Kunjungan penting lainnya, bertemu para pejabat ABIM atau Angkatan Belia Islam Malaysia, di kantor yang terletak di pinggiran kota Kualalumpur. Selain memperoleh penjelasan tentang kiprah ABIM terutama di bidang pendidikan, juga disepakati akan dilakukan student exchange atau pertukaran pelajar antara ABIM dengan Muhammadiyah. Dalam hal ini, Miftakhul Khoir selaku Kepala SMPM Tuban berjanji segera menindaklanjutinya.

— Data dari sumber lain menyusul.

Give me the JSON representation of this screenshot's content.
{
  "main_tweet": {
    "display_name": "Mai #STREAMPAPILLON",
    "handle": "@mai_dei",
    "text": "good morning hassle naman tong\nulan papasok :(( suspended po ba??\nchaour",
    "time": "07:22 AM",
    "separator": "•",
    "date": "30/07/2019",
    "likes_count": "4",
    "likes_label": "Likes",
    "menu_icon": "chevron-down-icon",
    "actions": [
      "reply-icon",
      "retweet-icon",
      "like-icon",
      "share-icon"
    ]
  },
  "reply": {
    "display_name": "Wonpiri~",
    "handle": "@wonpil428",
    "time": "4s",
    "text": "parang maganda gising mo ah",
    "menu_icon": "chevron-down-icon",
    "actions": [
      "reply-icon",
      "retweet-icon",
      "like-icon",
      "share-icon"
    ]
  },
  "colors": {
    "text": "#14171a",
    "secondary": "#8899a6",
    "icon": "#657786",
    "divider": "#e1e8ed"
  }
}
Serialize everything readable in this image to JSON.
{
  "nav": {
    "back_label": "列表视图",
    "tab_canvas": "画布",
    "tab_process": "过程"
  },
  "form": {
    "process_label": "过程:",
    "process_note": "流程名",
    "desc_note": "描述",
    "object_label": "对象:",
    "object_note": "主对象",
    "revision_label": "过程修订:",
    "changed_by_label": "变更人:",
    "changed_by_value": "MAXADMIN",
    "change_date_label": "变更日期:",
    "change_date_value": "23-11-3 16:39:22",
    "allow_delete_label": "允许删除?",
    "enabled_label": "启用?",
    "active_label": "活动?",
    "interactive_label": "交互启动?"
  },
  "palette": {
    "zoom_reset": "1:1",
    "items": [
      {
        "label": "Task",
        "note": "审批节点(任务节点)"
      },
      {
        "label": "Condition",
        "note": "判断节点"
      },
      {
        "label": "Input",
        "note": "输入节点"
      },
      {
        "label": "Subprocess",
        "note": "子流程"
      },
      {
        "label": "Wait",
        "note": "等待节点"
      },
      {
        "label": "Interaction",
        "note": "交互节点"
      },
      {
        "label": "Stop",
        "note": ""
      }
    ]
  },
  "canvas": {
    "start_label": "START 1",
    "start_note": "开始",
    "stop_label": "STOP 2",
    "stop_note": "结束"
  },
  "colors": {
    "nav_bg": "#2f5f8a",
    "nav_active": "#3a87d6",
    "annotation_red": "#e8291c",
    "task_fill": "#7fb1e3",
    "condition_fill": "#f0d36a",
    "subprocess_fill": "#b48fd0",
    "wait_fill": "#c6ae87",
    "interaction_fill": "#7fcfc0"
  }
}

Dari Kantor ABIM, peserta melanjutkan perjalanan selama lima jam ke Kota Johor, sebuah kota di bagian paling selatan Malaysia. Bermalam di Johor baru, paginya kami berangkat menuju Singapura untuk bertemu dengan Pimpinan Pusat Muhammadiyah Singapura. Menggunakan jalur darat menuju Kota Singa itu, sebenarnya hanya memerlukan waktu 20 menit. Tapi perjalanan dengan rombongan besar, melewati pemeriksaan di bagian imigrasi ternyata tidak mudah. Apalagi wajah-wajah anggota rombongan terlihat “mencurigakan”.
(Baca juga: Wanita Singapura Ini Raih Gelar Doktor Tercepat di UMM)
Dari 23 anggota rombongan hanya 8 orang yang lancar melewati pemeriksaan petugas imigrasi. Sisanya diintrogasi di ruang khusus sekitar dua setengah jam dengan materi pertanyaan yang variatif. Oh ya, anggota rombongan berkurang satu, karena Samsul Arifin kembali ke Probolinggo lebih awal, ada panggilan tugas mendadak.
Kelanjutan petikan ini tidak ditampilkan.